The 4 components of your First Successful Display! [Ready, set, Go!]
All right!! You’ve done it!
You’ve booked your first art event.
Your work will be in the spotlight. People will have the chance to buy it — Wow, you could even make a few sales!
Now all you need is a display worthy of your art. But how do you pull together a look that will showcase your products best? Where do you even start?
Glad you asked… you start HERE!
We have a formula that builds winning displays. We don’t have a fancy name, but it does cover the four components of your first successful display. Use this formula to help you cover your bases, create a customer friendly browsing area, and have a gorgeous display!
So here it is, our formula for the 4 components of your first successful display!
First, you will need display surfaces.
These surfaces can be simple folding tables with tablecloths, portable countertops, or anything with a surface that will hold your product. I have seen small bookcases, baker’s racks, and even small dressers used in great displays.
The point is that the surfaces must be able to withstand being set up and taken down repeatedly.

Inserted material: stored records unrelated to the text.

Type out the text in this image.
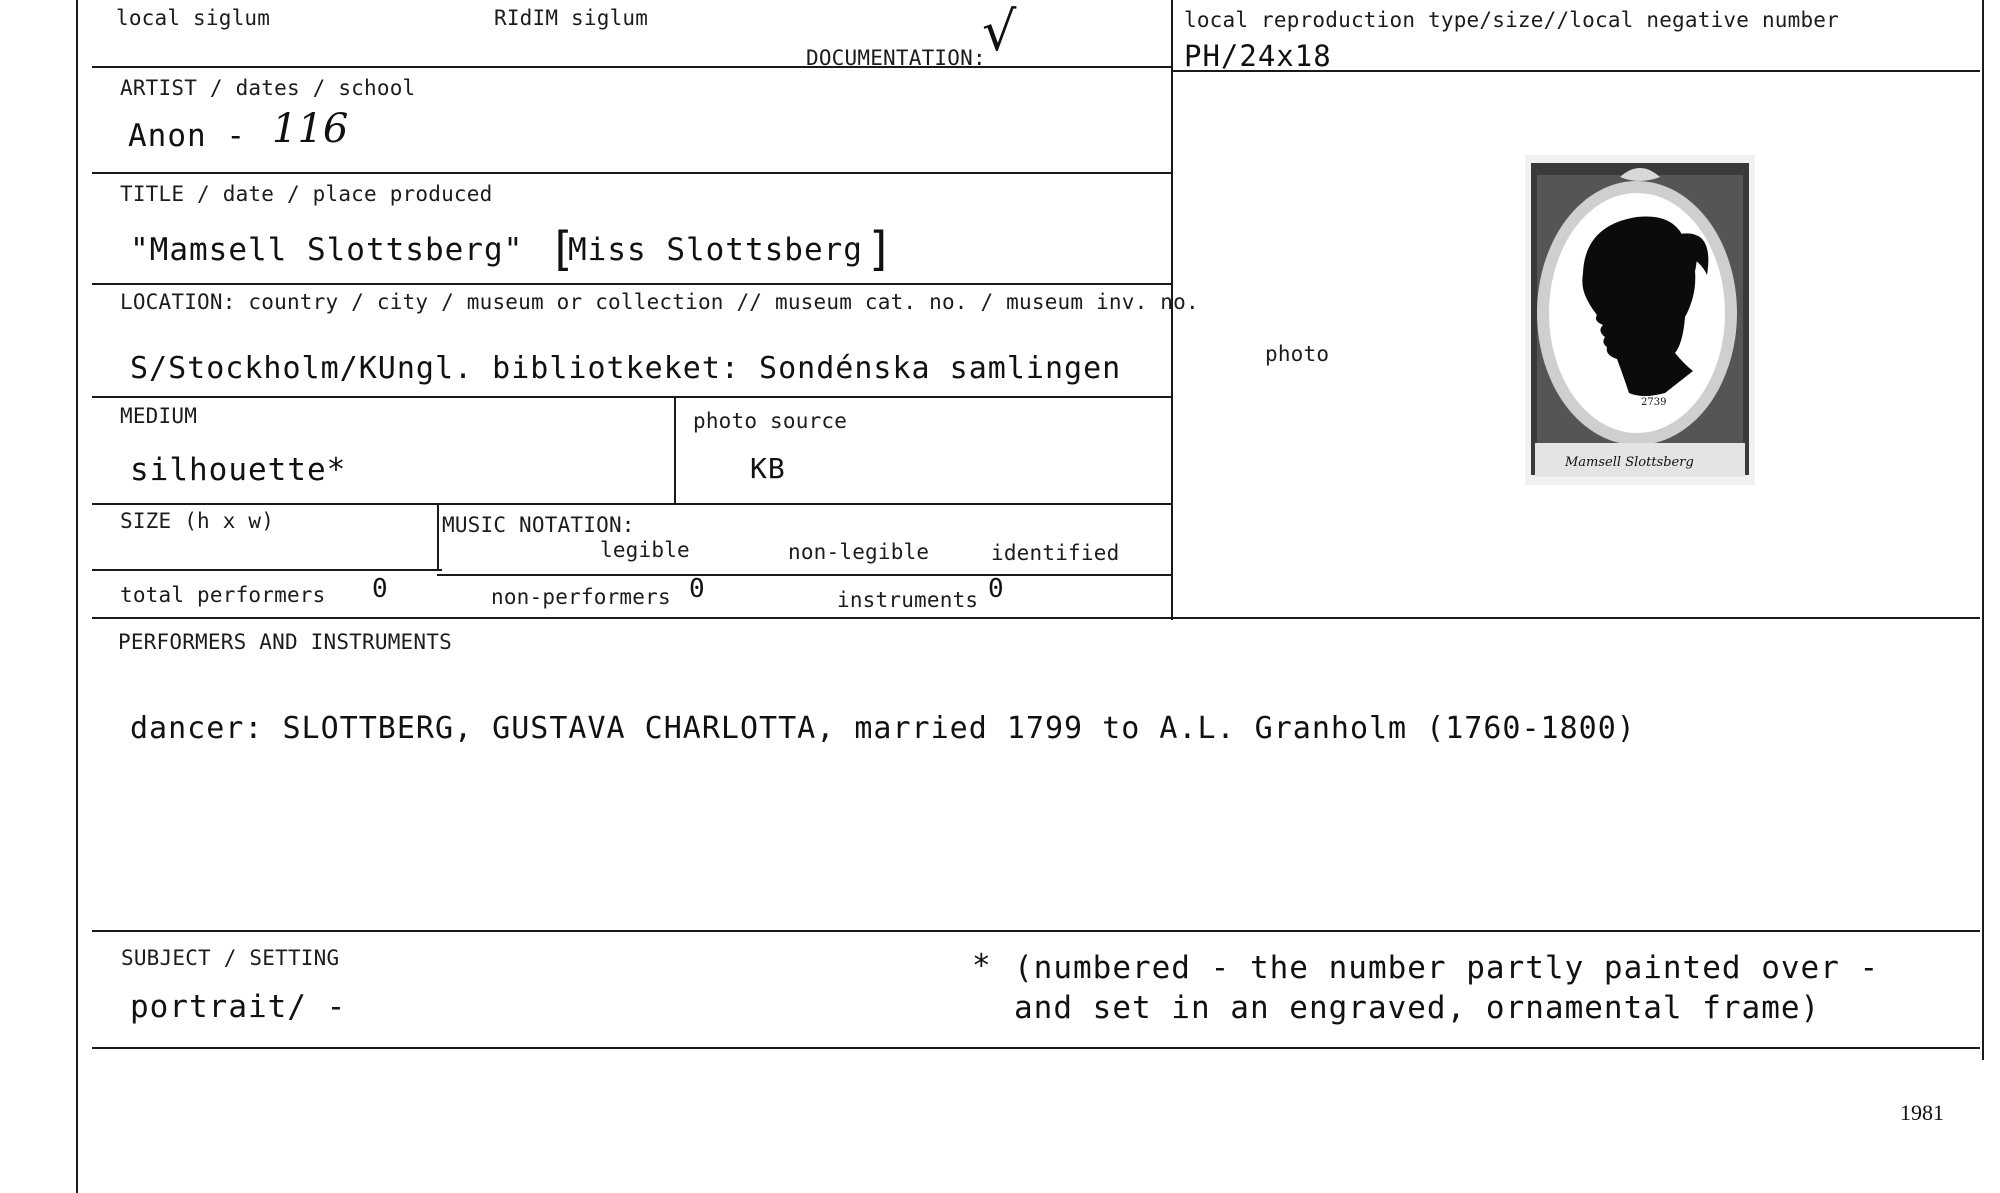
local siglum	RIdIM siglum
DOCUMENTATION:
√	local reproduction type/size//local negative number
PH/24x18
ARTIST / dates / school
Anon - 116
TITLE / date / place produced
"Mamsell Slottsberg" [
Miss Slottsberg ]
LOCATION: country / city / museum or collection // museum cat. no. / museum inv. no.
S/Stockholm/KUngl. bibliotkeket: Sondénska samlingen	photo
2739
Mamsell Slottsberg
MEDIUM
silhouette*
photo source
KB
SIZE (h x w)	MUSIC NOTATION:
legible	non-legible	identified
total performers 0	non-performers 0	instruments 0
PERFORMERS AND INSTRUMENTS
dancer: SLOTTBERG, GUSTAVA CHARLOTTA, married 1799 to A.L. Granholm (1760-1800)
SUBJECT / SETTING
portrait/ -
* (numbered - the number partly painted over -
and set in an engraved, ornamental frame)
1981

If you’re going to be doing an outdoor event, you need a way to level your surfaces, so things don’t roll off.
When you’re thinking about what surfaces to use, consider how your product will be used by the customer.
Think about what would be the “natural habitat” of your product. These make great settings that help the customer to picture the product in their home.
Think about cost, quality, and durability because these reflect on you.
You also want to think about how the materials of the surface and any coverings will coordinate with your products.
Once you have surfaces covered, it’s time to think about containers.
Depending on your product, what will hold and showcase your art?
Do you need small containers like dishes, boxes, baskets or trays to hold small items? Do you need jewelry displays for bracelets or necklaces?
Are your items are larger, a nice tray or bare shelf will show off the piece to its best?
You may be able to skip this step if your art is all larger pieces. Items like sculpture, pottery, and ceramics might be best just on a clean surface.
When choosing your containers, you want to complement your work with them.
That should be reflected in the materials, shape, and color of the container.
Make pens? Consider lining them up in specialized display cases, or on a parchment lined tray with stationery.
If you create fabric art, is it best arranged in baskets or hung on hooks?
Keep the style of the container in the same style as the art. And use containers that a customer might use to hold a collection of similar items.
This elevation step is about displaying your products at different heights. This adds visual interest and encourages the customer to move their eyes from product to product seamlessly.
Some products lend themselves easily to elevations.
For example, a necklace on a felted bust is slightly elevated. But set that bust on a shelf or cake stand, and you increase the impact and allow another bust to sit in front of it without blocking the view.
You can use planters with plates to create shelves. Or set a small folding bookcase on a tabletop.
Repurpose things in new and exciting ways to create drama. You’ll capture the customer’s attention.
The fourth layer of your display is shelter.
If this is an indoor event, or you’ll only be participating in indoor events, you may skip this step. But if you’ll be attending outdoor events at any time of the year, you’ll want a tent of some sort.
They prefer to be out in the open, they may even need the sun on their products to get the best effect.
But usually, it’s best to have some cover.
At the least, it provides you with some shade. Then again it may rain, and you’ll need to protect your product.
If you’re looking for your first (or fourth) tent, check out my Buyer’s Guide to Choosing the Best Vendor, Craft Fair Tent.
I cover everything you need to know about picking the right tent for you, your product, and your budget.
So, those are the 4 steps to creating your first event display.
Whether or not you go the tent route, the other three layers are critical.
Consider your display to be an extension of your image as an artist. Every piece should make your art look its best.
You want a display that is interesting and cohesive. And you want it to encourage your customers to linger and look at everything.
You’ll even want to try to keep it “touchable” since customers who touch products are more likely to purchase.
All of these layers and choices work together to hopefully lead to better sales and a fun customer experience.